A Prestonsburg resident wants to open an ambulance service in Floyd County.
The Kentucky Cabinet for Health and Family Services reports that Louisville attorney Mark Leach filed an application for a Certificate of Need on behalf of the newly-formed company, Emergent Care EMS, to establish a ground ambulance service in Floyd County.
The Cabinet reports that opening the ambulance will cost more than $400,000. The application was filed at the end of October, but the Cabinet is required to provide public notice by Dec. 19, the agency reports online.
If the application is successful, the company, Emergent Care EMS, will be the second Class 1 ALS/BLS ground ambulance service providing emergency medical transportation for Floyd County residents. EMS services are also provided by Lifeguard Ambulance in Floyd County.

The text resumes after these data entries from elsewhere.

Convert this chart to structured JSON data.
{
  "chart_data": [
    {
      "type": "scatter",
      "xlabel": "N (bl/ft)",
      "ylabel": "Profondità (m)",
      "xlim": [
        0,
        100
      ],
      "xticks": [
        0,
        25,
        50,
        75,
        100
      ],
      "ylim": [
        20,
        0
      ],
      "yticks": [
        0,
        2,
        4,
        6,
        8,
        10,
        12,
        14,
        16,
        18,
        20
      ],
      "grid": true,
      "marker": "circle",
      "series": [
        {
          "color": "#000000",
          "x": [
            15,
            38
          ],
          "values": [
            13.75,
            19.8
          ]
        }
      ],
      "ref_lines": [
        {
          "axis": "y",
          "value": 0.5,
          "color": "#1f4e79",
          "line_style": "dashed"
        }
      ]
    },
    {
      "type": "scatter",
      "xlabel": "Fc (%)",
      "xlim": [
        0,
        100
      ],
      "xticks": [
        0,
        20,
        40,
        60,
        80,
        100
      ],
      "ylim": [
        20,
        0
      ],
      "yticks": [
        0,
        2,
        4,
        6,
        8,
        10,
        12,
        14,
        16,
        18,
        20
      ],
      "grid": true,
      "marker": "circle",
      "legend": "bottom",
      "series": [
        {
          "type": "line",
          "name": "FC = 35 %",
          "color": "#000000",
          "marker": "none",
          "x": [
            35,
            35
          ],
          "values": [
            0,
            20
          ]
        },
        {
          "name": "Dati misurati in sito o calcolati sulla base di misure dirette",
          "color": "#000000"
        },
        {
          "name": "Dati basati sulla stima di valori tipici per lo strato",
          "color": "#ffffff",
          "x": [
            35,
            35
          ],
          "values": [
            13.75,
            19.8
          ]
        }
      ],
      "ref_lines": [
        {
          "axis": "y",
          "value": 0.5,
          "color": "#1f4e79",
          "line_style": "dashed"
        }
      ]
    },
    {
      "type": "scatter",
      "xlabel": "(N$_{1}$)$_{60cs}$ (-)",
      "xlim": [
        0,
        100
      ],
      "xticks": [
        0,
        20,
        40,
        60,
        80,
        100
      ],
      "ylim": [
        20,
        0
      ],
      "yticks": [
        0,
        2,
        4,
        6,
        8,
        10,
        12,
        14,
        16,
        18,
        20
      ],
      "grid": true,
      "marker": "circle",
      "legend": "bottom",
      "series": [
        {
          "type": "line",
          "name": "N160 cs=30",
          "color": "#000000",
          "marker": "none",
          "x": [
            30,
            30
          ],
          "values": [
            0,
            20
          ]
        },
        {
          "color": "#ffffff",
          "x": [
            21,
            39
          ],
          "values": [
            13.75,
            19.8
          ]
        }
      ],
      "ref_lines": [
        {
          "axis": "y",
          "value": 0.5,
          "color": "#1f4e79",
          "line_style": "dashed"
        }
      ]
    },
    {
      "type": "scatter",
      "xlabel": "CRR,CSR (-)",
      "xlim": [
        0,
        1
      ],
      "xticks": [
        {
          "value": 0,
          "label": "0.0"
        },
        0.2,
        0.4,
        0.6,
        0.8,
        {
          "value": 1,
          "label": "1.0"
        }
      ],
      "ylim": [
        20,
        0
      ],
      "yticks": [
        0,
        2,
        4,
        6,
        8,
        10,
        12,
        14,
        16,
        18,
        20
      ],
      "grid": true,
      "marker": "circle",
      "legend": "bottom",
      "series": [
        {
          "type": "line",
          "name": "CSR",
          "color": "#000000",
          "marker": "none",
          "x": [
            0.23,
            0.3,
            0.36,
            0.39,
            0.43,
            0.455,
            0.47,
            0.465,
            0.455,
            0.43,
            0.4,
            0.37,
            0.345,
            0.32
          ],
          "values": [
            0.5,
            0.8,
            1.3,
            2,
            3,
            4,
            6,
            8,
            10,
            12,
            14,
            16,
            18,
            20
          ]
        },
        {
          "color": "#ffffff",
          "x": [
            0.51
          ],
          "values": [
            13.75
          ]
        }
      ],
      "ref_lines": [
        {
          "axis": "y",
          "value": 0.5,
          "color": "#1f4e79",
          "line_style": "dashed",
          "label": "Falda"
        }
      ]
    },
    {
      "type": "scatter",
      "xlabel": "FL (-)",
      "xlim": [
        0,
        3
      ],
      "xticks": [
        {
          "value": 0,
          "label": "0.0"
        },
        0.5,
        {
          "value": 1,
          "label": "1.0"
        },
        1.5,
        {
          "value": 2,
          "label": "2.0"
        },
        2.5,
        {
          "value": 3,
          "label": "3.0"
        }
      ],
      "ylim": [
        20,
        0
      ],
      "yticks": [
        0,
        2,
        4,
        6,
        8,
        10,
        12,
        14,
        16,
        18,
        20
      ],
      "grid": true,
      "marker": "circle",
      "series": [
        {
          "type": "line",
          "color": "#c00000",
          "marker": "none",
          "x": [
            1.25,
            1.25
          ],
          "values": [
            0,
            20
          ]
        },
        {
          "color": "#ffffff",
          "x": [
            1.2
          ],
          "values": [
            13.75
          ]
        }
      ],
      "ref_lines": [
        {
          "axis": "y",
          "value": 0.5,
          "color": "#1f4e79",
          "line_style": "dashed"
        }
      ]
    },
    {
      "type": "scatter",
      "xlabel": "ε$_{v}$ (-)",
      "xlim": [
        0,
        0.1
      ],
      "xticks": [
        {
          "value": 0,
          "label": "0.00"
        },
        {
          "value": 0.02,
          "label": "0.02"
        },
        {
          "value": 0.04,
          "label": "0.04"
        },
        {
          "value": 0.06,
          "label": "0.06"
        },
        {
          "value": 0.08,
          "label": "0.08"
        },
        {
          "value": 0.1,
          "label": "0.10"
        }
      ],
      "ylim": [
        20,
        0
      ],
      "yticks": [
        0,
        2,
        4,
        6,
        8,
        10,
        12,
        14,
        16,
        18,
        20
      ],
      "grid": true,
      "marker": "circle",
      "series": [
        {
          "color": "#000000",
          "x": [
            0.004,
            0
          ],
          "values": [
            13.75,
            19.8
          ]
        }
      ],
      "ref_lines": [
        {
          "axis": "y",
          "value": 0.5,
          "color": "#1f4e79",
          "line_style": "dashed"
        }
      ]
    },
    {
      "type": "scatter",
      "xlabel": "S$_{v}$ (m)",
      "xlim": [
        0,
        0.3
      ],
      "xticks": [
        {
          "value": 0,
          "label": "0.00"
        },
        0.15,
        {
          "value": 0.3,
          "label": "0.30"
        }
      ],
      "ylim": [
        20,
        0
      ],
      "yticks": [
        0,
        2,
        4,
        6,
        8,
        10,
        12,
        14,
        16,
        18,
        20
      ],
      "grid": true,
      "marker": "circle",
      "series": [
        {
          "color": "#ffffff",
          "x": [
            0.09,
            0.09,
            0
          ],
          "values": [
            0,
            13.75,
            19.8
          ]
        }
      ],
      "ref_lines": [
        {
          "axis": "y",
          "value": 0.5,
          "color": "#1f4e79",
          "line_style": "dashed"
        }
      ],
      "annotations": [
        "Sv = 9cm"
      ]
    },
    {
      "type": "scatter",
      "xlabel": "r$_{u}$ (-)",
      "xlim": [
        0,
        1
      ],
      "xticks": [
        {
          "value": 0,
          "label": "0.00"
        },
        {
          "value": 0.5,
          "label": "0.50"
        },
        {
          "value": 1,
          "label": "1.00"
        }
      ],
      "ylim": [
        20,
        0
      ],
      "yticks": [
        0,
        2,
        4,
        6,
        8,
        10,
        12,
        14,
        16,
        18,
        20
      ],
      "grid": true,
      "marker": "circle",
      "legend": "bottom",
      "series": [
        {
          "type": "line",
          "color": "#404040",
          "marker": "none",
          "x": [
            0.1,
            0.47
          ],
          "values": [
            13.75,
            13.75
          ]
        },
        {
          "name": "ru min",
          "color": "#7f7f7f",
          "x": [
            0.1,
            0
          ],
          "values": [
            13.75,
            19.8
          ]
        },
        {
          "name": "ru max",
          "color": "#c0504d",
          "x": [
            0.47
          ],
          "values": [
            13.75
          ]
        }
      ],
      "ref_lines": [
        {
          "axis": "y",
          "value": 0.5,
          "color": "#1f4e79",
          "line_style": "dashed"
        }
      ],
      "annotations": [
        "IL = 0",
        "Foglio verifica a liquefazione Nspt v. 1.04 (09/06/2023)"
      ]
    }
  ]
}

Prestonsburg resident Robert Osborne organized Emergent Care EMS as a business with the Kentucky Secretary of State in July, reporting that the business will have fewer than 50 employees and provide emergency medical ambulance services. The business’ address is listed on South Roberts Drive, Prestonsburg. Wheelwright officials mentioned this proposal during a meeting in August, reporting that Osborne requested letters of support from the city. Osborne, however, did not want to comment at that time.
The application reports that the company will employ six EMTs, six paramedics and one medical officer, operating two ambulances from a “base station” in Prestonsburg and a “satellite station” in McDowell. The ambulance will seek to enter into mutual aid agreements with area emergency responders and fire departments, the application says.
“The Emergent Care EMS (‘The Company’) proposes to establish a Class 1 ALS/BLS ground ambulance service,” the application states. “The Company intends to operate two vehicles equipped to provide ALS-level service. The service will operate from a base station located in Prestonsburg, Floyd County, Kentucky, with a satellite station based in McDowell, Floyd County, Kentucky.”
In seeking the Certificate of Need, the application highlights the county’s health status, reporting that over a third of the county is considered “in less than good health” and that the county ranks 119th out of 120 counties in the state in health outcomes, 114th in length of life and 118th in quality of life.
“The company’s development of an ambulance service in Floyd County will improve the response times for patients in need of ALS and BLS emergency transport in Floyd County,” the application states. “Lifeguard, because of the limited resources provided and the positioning of its ambulances in the county, is falling short of responding within acceptable times for a significant percentage of its calls.
Timely access to ambulance services is directly related to better outcomes for patients with urgent or emergent health conditions.”
The cabinet is expected to make its final decision on the application by March 2020.